Load a hash variable, and use an if block to load the override value over the node value:

system_overrides['base_recipe'] = load_override_url({
                                    'url'     => 'https://some-api.site:8443/data',
                                    'method'  => 'POST',
                                    'header'  => { 'Content-Type' => 'application/json', 'Accept' => 'application/json' },
                                    'body'    => { 'some_key' => 'some_value' } })

enablelua_value = if system_overrides['base_recipe']['registry_keys'].key?('enable_lua')
                    system_overrides['base_recipe']['registry_keys']['enable_lua']
                  else
                    node['base_recipe']['registry_keys']['enable_lua']
                  end

registry_key 'HKEY_LOCAL_MACHINE\SOFTWARE\Microsoft\Windows\CurrentVersion\Policies\System' do
  values [{ name: 'EnableLUA', type: :dword, data: enablelua_value }]
  action :create
end

get_override_file_value(first_node_hash_key, first_override_hash_key, desired_hash_key, [override_file])

This will extract a value from an override file and compare it to a value of the same key from the node object. If the override key/value exists, this will return the value from the overrides file rather than the corresponding node object.

This method takes four values, but the fourth is optional as there are defaults

first_node_hash_key: This represents the top-level node-attribute you might be trying to override. In most attribute files, this is usually the name of the cookbook (node['cookbook_name']).

first_override_hash_key: Looking at the override_file, this is the top-level hash key that we want reference, much like the node object, but in a JSON file, would be the top level JSON key (e.g. overide_attributes['my_overrides']).

desired_hash_key: This represents the last key given in a hash reference. The value of this key is what is returned by the method, whether that is a string or integer, or just more sub-hash to process. For example, if you're attempting to reference node['my_cookbook']['registry_keys']['enable_lua'], then you would want this value to be enable_lua.
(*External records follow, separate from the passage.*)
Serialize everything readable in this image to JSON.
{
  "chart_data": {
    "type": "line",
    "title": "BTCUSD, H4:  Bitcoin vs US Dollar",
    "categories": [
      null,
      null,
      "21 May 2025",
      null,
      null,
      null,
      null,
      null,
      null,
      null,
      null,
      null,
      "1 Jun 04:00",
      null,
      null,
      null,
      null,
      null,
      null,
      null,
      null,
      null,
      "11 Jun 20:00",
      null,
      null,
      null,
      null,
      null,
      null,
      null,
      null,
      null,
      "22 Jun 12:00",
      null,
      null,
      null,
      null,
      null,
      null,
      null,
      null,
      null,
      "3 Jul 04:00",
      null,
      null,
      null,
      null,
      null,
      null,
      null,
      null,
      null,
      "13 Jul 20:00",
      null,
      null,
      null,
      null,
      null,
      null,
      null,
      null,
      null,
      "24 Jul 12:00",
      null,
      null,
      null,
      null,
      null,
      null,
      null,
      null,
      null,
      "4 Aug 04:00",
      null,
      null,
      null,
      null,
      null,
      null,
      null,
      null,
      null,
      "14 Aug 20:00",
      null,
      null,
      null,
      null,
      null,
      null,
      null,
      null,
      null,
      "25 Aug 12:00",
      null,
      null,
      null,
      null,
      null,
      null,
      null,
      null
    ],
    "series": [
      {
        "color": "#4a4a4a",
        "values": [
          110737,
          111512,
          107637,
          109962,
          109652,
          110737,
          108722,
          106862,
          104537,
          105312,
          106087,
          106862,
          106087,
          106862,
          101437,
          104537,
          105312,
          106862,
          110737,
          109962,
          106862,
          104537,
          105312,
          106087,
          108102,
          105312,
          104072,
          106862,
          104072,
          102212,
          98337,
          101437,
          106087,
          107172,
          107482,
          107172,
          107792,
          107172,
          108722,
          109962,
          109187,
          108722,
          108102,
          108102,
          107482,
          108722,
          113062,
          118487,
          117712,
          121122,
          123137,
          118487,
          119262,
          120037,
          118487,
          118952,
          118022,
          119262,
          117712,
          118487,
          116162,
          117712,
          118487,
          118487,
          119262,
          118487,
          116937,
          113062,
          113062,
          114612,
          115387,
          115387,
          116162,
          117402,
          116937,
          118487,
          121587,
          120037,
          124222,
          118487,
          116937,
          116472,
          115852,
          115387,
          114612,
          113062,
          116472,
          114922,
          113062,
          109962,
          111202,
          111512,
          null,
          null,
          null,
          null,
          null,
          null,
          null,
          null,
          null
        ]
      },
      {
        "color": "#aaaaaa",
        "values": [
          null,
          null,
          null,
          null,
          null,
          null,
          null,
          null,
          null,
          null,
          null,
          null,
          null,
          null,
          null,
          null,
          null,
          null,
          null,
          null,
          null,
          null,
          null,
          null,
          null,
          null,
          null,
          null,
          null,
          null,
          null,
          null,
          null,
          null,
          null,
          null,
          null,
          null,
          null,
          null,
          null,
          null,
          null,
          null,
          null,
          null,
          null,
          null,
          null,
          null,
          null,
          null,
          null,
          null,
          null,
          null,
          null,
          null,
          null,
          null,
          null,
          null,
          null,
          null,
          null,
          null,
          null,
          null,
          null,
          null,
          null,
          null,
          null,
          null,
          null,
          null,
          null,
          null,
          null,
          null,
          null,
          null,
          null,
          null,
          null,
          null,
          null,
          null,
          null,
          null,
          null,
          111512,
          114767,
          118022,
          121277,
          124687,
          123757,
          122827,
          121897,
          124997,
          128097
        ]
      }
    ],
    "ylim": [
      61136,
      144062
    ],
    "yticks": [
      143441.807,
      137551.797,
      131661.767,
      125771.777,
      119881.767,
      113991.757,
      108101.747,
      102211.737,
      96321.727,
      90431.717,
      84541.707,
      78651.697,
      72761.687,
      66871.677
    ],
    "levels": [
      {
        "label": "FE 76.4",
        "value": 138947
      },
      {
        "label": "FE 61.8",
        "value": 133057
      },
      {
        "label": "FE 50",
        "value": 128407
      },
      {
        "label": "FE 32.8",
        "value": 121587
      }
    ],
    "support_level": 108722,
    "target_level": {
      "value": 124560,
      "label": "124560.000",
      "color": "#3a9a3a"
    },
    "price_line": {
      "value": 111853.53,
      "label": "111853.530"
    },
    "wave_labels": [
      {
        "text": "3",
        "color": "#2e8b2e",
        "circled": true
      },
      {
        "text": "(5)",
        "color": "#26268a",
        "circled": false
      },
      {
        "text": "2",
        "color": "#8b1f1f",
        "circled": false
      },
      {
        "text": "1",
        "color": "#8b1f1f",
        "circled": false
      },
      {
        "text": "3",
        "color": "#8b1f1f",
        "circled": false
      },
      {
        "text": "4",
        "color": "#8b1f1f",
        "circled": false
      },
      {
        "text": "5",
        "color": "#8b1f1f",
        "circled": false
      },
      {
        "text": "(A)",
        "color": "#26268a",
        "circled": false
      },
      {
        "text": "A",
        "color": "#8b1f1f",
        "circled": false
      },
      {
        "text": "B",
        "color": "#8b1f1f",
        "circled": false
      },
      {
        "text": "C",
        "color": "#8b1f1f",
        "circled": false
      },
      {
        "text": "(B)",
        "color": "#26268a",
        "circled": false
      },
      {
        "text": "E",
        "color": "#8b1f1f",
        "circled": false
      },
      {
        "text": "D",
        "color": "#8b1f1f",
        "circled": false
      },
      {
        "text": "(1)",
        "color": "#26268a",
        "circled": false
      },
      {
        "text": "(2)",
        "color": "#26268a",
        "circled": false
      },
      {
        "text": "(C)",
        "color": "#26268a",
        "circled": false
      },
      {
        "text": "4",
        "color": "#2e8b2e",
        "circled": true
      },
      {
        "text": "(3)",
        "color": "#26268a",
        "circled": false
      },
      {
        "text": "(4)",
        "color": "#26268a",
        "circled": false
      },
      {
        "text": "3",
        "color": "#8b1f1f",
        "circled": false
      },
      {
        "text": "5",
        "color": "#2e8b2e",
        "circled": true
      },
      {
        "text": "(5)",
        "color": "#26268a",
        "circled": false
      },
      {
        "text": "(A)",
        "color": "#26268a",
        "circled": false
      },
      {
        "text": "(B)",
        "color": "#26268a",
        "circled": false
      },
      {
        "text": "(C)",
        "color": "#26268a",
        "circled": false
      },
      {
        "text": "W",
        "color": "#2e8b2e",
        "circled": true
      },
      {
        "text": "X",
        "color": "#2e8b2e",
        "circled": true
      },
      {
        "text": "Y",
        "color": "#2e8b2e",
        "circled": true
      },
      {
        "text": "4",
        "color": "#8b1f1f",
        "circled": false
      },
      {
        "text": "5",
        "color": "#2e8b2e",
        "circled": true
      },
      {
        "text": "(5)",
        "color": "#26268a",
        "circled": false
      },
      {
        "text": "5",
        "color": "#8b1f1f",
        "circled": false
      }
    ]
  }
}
override_file: This is the full path and filename that has your override values you want to assess. This is an optional value, but if a value is not given, then a default will be used. The default value on Windows systems is c:\chef\overrides.json. The default value on non-Windows systems is /etc/chef/overrides.json

Example

Load an enable_LUA override directly into a registry_key resource:

registry_key 'HKEY_LOCAL_MACHINE\SOFTWARE\Microsoft\Windows\CurrentVersion\Policies\System' do
  values [{ name: 'EnableLUA',
            type: :dword,
            data:  get_override_file_value('my_cookbook', 'overrides', 'enable_lua', 'C:\cis_override.yml')
          }]
  action :create
end

If an enable_lua value exists in the override file, that will be used, otherwise it will use the default value defined in the node object.
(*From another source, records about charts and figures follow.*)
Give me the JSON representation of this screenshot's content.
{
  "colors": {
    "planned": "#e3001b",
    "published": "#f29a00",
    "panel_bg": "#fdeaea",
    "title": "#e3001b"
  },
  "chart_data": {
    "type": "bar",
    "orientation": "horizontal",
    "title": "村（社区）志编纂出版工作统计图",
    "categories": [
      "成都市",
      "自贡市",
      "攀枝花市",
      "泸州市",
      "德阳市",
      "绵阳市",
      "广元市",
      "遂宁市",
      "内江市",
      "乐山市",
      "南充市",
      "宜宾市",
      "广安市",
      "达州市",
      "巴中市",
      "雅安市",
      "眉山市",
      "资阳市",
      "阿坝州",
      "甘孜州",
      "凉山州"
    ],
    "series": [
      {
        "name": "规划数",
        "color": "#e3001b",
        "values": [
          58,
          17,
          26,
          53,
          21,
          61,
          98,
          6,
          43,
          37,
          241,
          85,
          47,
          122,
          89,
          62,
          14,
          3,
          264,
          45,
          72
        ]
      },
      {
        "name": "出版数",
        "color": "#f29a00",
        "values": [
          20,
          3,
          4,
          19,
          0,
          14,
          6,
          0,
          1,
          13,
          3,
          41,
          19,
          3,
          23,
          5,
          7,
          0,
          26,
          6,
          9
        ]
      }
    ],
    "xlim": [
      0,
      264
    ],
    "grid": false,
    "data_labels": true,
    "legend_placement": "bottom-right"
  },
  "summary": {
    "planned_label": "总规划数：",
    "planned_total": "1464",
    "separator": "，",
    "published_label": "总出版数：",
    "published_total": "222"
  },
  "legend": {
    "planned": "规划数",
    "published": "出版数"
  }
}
find_hash_value(hash, key)

This method is used to search a hash and return the value of the given key, even if that key is deep in the hash.

merge_override_hash(hash_src, hash_dest)

This method is used to merge two hashes. The hash_src is the source (or override) hash object, while the hash_dst is the hash object that you are merging into. If a hash key (or chain of keys) in the source matches the destination, then the values of those keys in the destination will be overwritten.

Danger! If you set the destination hash to the node object, it will overwrite the node object starting at the hash destination key given. If you don't want to overwite your node object completely, then you should probably use one of the other methods here.